Vulnerable Client? – Not me

Category: wellbeing

Our regulator, the Financial Conduct Authority (FCA), expects us to identify vulnerable customers, have processes in place to support them and ensure any potential harm is mitigated.
But what does this mean?
Of course, it is always a good idea to stay on the right side of any Government body which could affect our business, but we believe there is a moral responsibility which is much more important.
We are not comfortable with the expression ‘vulnerable client’. It has all too often been a lazy stereotype for old, frail, senile. From my experience, nobody is keen on being labelled in this way, and people may find it difficult to discuss what they are going through due to embarrassment and for fear of judgement.
We prefer to think of it as ‘someone who, due to their personal circumstances, may be especially susceptible to harm’. 
Looking at it in this way leads to a spectrum of possible risk. Everyone could potentially become vulnerable at some point throughout their lives.
We think about four categories of vulnerability:


 – disability, illness, visual or hearing impairment, anxiety or depression


– low verbal or numeracy skills, lack of knowledge or confidence in financial matters


– low or inconsistent income, low levels of savings, high debt

Life events

– relationship breakdown, retirement, bereavement, caring responsibilities
The FCA 2020 Financial Lives Survey estimated that 46% of the population displayed one or more of these characteristics.
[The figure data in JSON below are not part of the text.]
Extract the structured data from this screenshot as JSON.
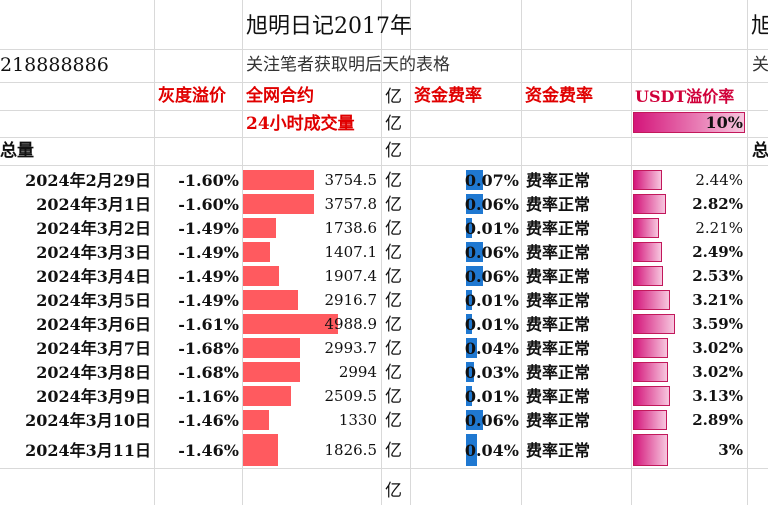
{
  "sheet": {
    "title": "旭明日记2017年",
    "title_right": "旭",
    "id_number": "218888886",
    "subtitle": "关注笔者获取明后天的表格",
    "subtitle_right": "关",
    "headers": {
      "grayscale_premium": "灰度溢价",
      "network_contracts": "全网合约",
      "unit": "亿",
      "funding_rate_1": "资金费率",
      "funding_rate_2": "资金费率",
      "usdt_premium": "USDT溢价率",
      "volume_24h": "24小时成交量",
      "usdt_header_value": "10%",
      "total_label": "总量",
      "total_right": "总"
    },
    "rows": [
      {
        "date": "2024年2月29日",
        "premium": "-1.60%",
        "volume": "3754.5",
        "unit": "亿",
        "funding": "0.07%",
        "status": "费率正常",
        "usdt": "2.44%"
      },
      {
        "date": "2024年3月1日",
        "premium": "-1.60%",
        "volume": "3757.8",
        "unit": "亿",
        "funding": "0.06%",
        "status": "费率正常",
        "usdt": "2.82%"
      },
      {
        "date": "2024年3月2日",
        "premium": "-1.49%",
        "volume": "1738.6",
        "unit": "亿",
        "funding": "0.01%",
        "status": "费率正常",
        "usdt": "2.21%"
      },
      {
        "date": "2024年3月3日",
        "premium": "-1.49%",
        "volume": "1407.1",
        "unit": "亿",
        "funding": "0.06%",
        "status": "费率正常",
        "usdt": "2.49%"
      },
      {
        "date": "2024年3月4日",
        "premium": "-1.49%",
        "volume": "1907.4",
        "unit": "亿",
        "funding": "0.06%",
        "status": "费率正常",
        "usdt": "2.53%"
      },
      {
        "date": "2024年3月5日",
        "premium": "-1.49%",
        "volume": "2916.7",
        "unit": "亿",
        "funding": "0.01%",
        "status": "费率正常",
        "usdt": "3.21%"
      },
      {
        "date": "2024年3月6日",
        "premium": "-1.61%",
        "volume": "4988.9",
        "unit": "亿",
        "funding": "0.01%",
        "status": "费率正常",
        "usdt": "3.59%"
      },
      {
        "date": "2024年3月7日",
        "premium": "-1.68%",
        "volume": "2993.7",
        "unit": "亿",
        "funding": "0.04%",
        "status": "费率正常",
        "usdt": "3.02%"
      },
      {
        "date": "2024年3月8日",
        "premium": "-1.68%",
        "volume": "2994",
        "unit": "亿",
        "funding": "0.03%",
        "status": "费率正常",
        "usdt": "3.02%"
      },
      {
        "date": "2024年3月9日",
        "premium": "-1.16%",
        "volume": "2509.5",
        "unit": "亿",
        "funding": "0.01%",
        "status": "费率正常",
        "usdt": "3.13%"
      },
      {
        "date": "2024年3月10日",
        "premium": "-1.46%",
        "volume": "1330",
        "unit": "亿",
        "funding": "0.06%",
        "status": "费率正常",
        "usdt": "2.89%"
      },
      {
        "date": "2024年3月11日",
        "premium": "-1.46%",
        "volume": "1826.5",
        "unit": "亿",
        "funding": "0.04%",
        "status": "费率正常",
        "usdt": "3%"
      }
    ],
    "volume_bar_fractions": [
      0.75,
      0.75,
      0.35,
      0.28,
      0.38,
      0.58,
      1.0,
      0.6,
      0.6,
      0.5,
      0.27,
      0.37
    ],
    "funding_bar_fractions": [
      0.75,
      0.75,
      0.25,
      0.75,
      0.75,
      0.25,
      0.25,
      0.5,
      0.35,
      0.25,
      0.75,
      0.5
    ],
    "usdt_bar_fractions": [
      0.68,
      0.79,
      0.62,
      0.7,
      0.71,
      0.89,
      1.0,
      0.84,
      0.84,
      0.87,
      0.81,
      0.84
    ],
    "colors": {
      "header_red": "#e00000",
      "volume_bar": "#ff5a5f",
      "funding_bar": "#1f78d1",
      "usdt_bar": "#d4157a",
      "grid": "#d9d9d9"
    }
  }
}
The survey was carried out at the time of our first experience of Covid, which may have had a significant effect on the results, but it does represent a major shift from the general view that vulnerability only affects a small minority of older people.

This year, events may have led to financial hardship and feelings of uncertainty and being overwhelmed. It is difficult to see that changing in the coming months.

Beyond these perhaps short-term issues, it would be surprising if most of us did not experience at least some of these characteristics during our lives, whether on a permanent or temporary basis, and may sometimes have to deal with several at the same time.

These events do not necessarily mean that people will experience harm, but we would want to recognise there may be additional or different needs, and be aware of any changes in behaviour. None of us make very good decisions at times of stress and uncertainty.

At Serenity, our work is based on long-term relationships with our clients. We are determined that all members of our team have the knowledge and understanding to recognise important changes in clients lives. This forms part of our regular meetings and ongoing training for all members of the team.

But also, we trust that clients feel confident in discussing with us what are perhaps intimate details of how they are coping with the challenges of everyday life. We all struggle from time-to-time, but we are here to help and support you.